Republicans, who ceded to Obama in another budget showdown late last year and allowed taxes on the rich to go up, have said point blank that any deficit reduction now has to come from spending cuts, exclusively.
Obama said the budget deficit now exceeding $1 trillion can be reduced without laying off workers or forcing parents and students to pay the price.
"A majority of the American people agree with me on this approach - including a majority of Republicans," the president argued.
"We just need Republicans in Congress to catch up with their own party and the rest of the country."
Under the sequester, 800,000 civilian employees of the Defense Department will go on a mandatory furlough one day a week and the navy will trim voyages. The deployment of a second aircraft carrier to the Gulf has been canceled.
Defense contractors may be forced to lay off workers and some federal health spending could be hit.
Cuts will also be made to special needs education and preschool for less well-off children. National parks could close and wait times could hit four hours at airport customs posts.

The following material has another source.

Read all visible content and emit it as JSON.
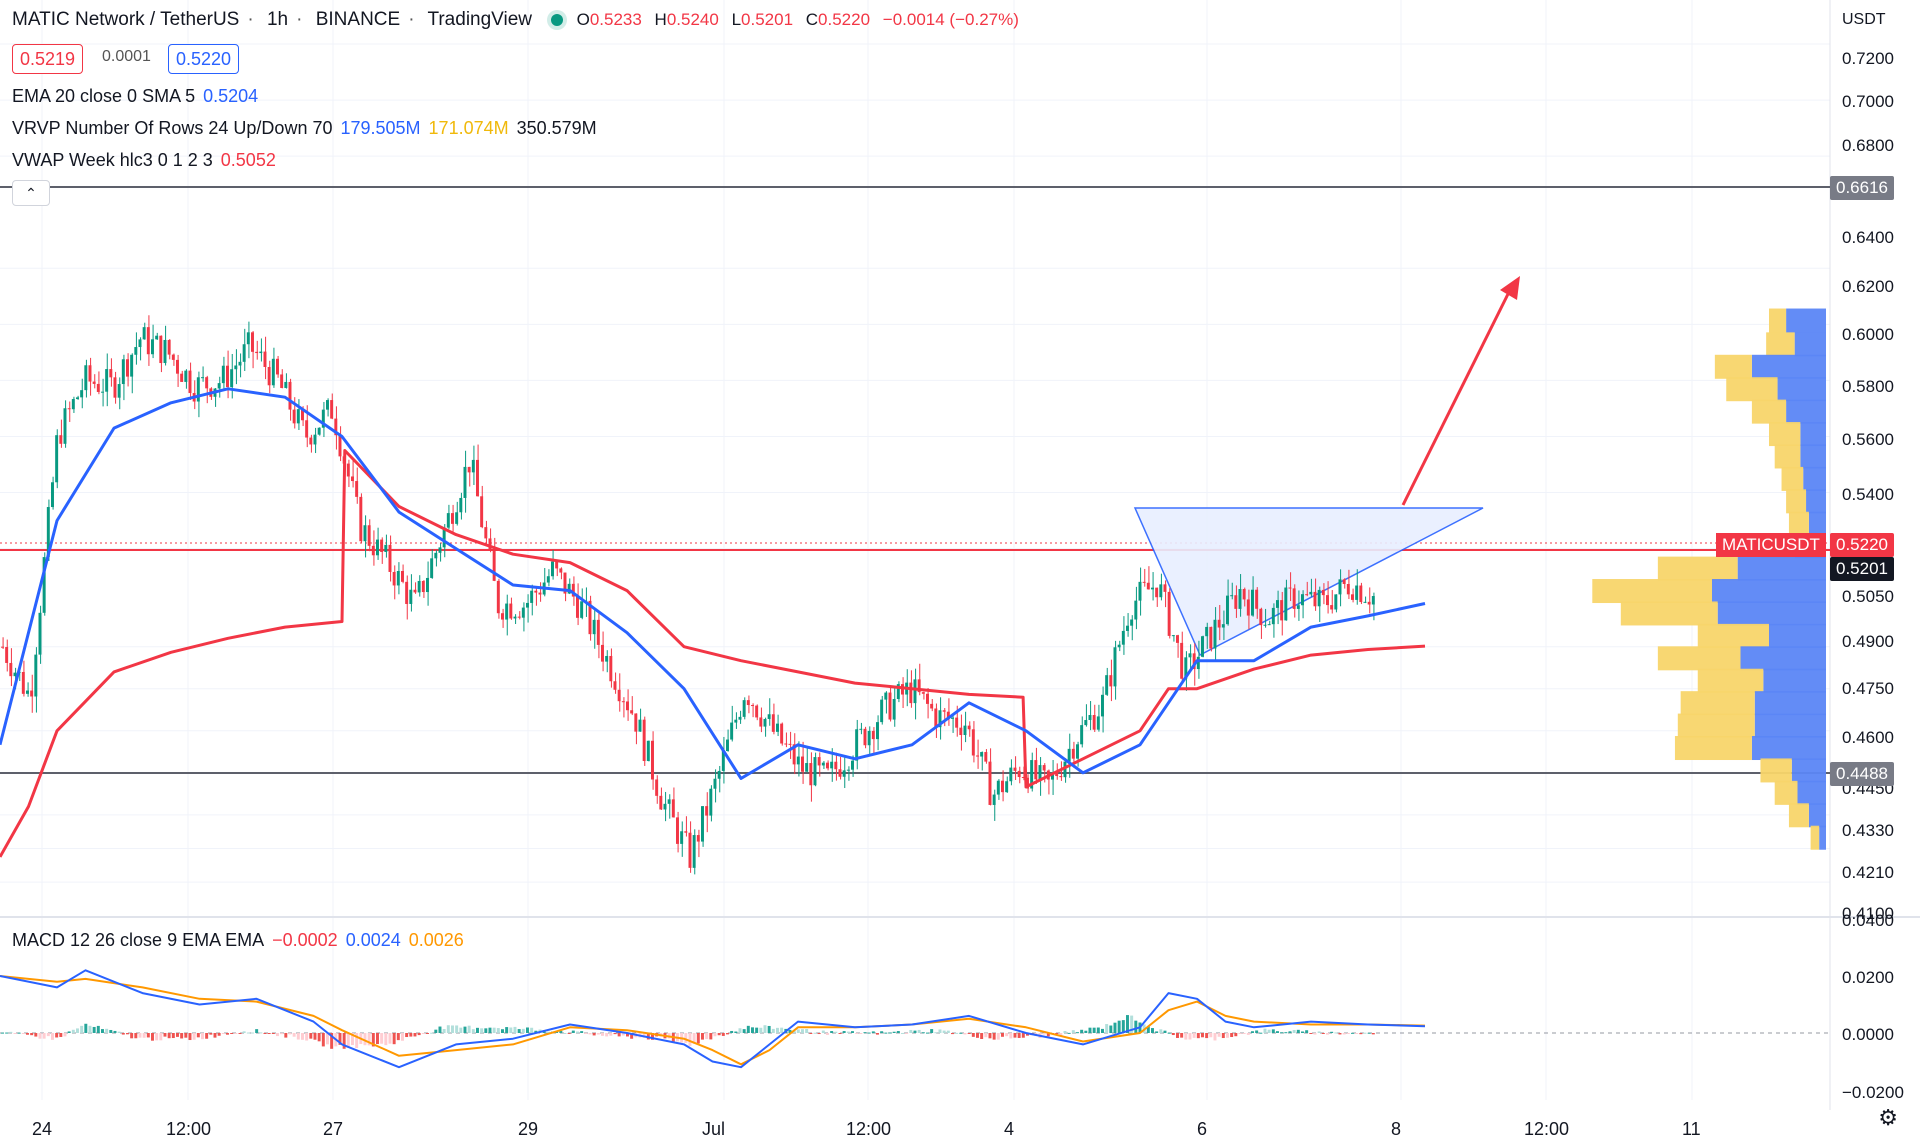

But the president insisted that despite public bickering, Republicans and Democrats actually had more in common than they were willing to let on.
Some Republicans have charged that the Obama administration is overstating the impact of the sequester, arguing it will not be so bad in the end.
A cartoon published Saturday in The Washington Post, entitled "Sequester Day", illustrated this slice of the latest bipartisan battle to engulf gridlocked Washington. It featured three vignettes: the sun rising, a sailboat on a calm seas and the Earth staying in orbit.
"Told you," says an elephant, the symbol of the Republican Party.
"Just wait," retorts Obama, his arms crossed and looking miffed.
On Friday, hours before signing the cuts into law as he had to, Obama blamed the austerity time bomb on Republicans, who he said refused to close tax loopholes for the rich and corporations, combined with more targeted spending cuts, in his "balanced" approach to deficit reduction.
"I am not a dictator. I'm the president," Obama said, warning he could not force his Republican foes to "do the right thing," or make the Secret Service barricade Republicans leaders in a room until a deal is done.
"These cuts will hurt our economy, will cost us jobs and to set it right both sides need to be able to compromise," Obama said, before decrying the budget trimming as "dumb" and "unnecessary."
Only three months after winning re-election, and with the extent of his authority in Washington again constrained, Obama bemoaned his inability to do a "Jedi mind-meld" to get Republicans to change their minds, mixing imagery from Star Wars and Star Trek.
The hit to military and domestic spending was never supposed to happen, but was rather a device seen as so punishing that rival lawmakers would be forced to find a better compromise to cut the deficit.
Both sides agree that the sequester is a blunt instrument to cut spending, as it does not distinguish between essential and wasteful programs -- in what Obama has branded a "meat-cleaver" approach.
New Defense Secretary Chuck Hagel warned that the sequester could endanger the military's capacity to conduct its missions.